Blazing saddles dim memory in new dark age of censorship, witch-hunts, by Matt Ridley.
Mel Brooks said last week that comedy was becoming impossible in this censorious age and he never could have made his 1974 film Blazing Saddles today. A recent poll found 38 per cent of Britons and 70 per cent of Germans think the government should be able to prevent speech that is offensive to minorities. If you give a commencement speech at a US university these days and don’t attract a shouty mob, you’re clearly a nobody. …
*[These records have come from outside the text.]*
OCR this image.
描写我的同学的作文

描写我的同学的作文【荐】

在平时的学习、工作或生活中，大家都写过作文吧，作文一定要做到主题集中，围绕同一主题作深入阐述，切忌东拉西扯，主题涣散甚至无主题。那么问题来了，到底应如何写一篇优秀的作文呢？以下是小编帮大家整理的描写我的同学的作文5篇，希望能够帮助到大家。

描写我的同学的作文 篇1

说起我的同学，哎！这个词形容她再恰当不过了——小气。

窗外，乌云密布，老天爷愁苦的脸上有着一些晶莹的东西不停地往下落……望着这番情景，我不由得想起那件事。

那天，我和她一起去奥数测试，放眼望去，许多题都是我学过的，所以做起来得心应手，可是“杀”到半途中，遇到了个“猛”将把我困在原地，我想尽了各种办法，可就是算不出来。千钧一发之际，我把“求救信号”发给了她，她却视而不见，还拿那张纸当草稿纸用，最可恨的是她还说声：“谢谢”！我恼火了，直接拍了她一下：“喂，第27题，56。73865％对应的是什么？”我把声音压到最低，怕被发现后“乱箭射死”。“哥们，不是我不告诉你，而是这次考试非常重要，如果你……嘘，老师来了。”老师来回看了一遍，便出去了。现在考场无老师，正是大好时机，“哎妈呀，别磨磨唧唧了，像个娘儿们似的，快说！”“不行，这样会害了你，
The no-platforming, safe-space, trigger-warning culture is no longer confined to academia, or to America, but lies behind the judgmentalism of many social media campaigns. Every writer I know feels he or she is one remark away from disgrace. A de facto blasphemy prohibition has re-emerged in Western society and is being enforced not just by the Islamists who murder cartoonists, but, as Ayaan Hirsi Ali, the black, feminist victim of female genital mutilation has experienced, by the Southern Poverty Law Centre, which called her an anti-Muslim extremist. …
Countries where in my youth women wore miniskirts in public now enforce hijabs or burkas. Sharia law, homophobia and explicit antisemitism are spreading in Britain, where in some state-funded schools four-year-olds are made to wear hijabs. …
This is not just about Islam, though it is curious how silent feminists are on Islamic sexism. The enforcement of dogma is happening everywhere. Members of a transgender campaign group have refused to condemn an activist for punching a feminist. Anybody questioning the idea that climate change is an imminent catastrophe, however gently, is quickly labelled a “denier” (ie a blasphemer). …
Maybe the entire world is heading into a great endarkenment, in which an atmosphere of illiberal orthodoxy threatens the achievement of recent centuries. …
I am fairly certain that the Enlightenment is not over, that discovery and reason will overwhelm dogma and superstition. Seven years ago my book The Rational Optimist set out a positive vision of the world. But the spread of fundamentalist Islam, the growth of Hindu nationalism and Russian autocracy, the intolerance of dissent in Western universities and the puritanical hectoring of social media give grounds for concern that the flowering of freedom in the past several centuries may come under threat. We have a fight on our hands.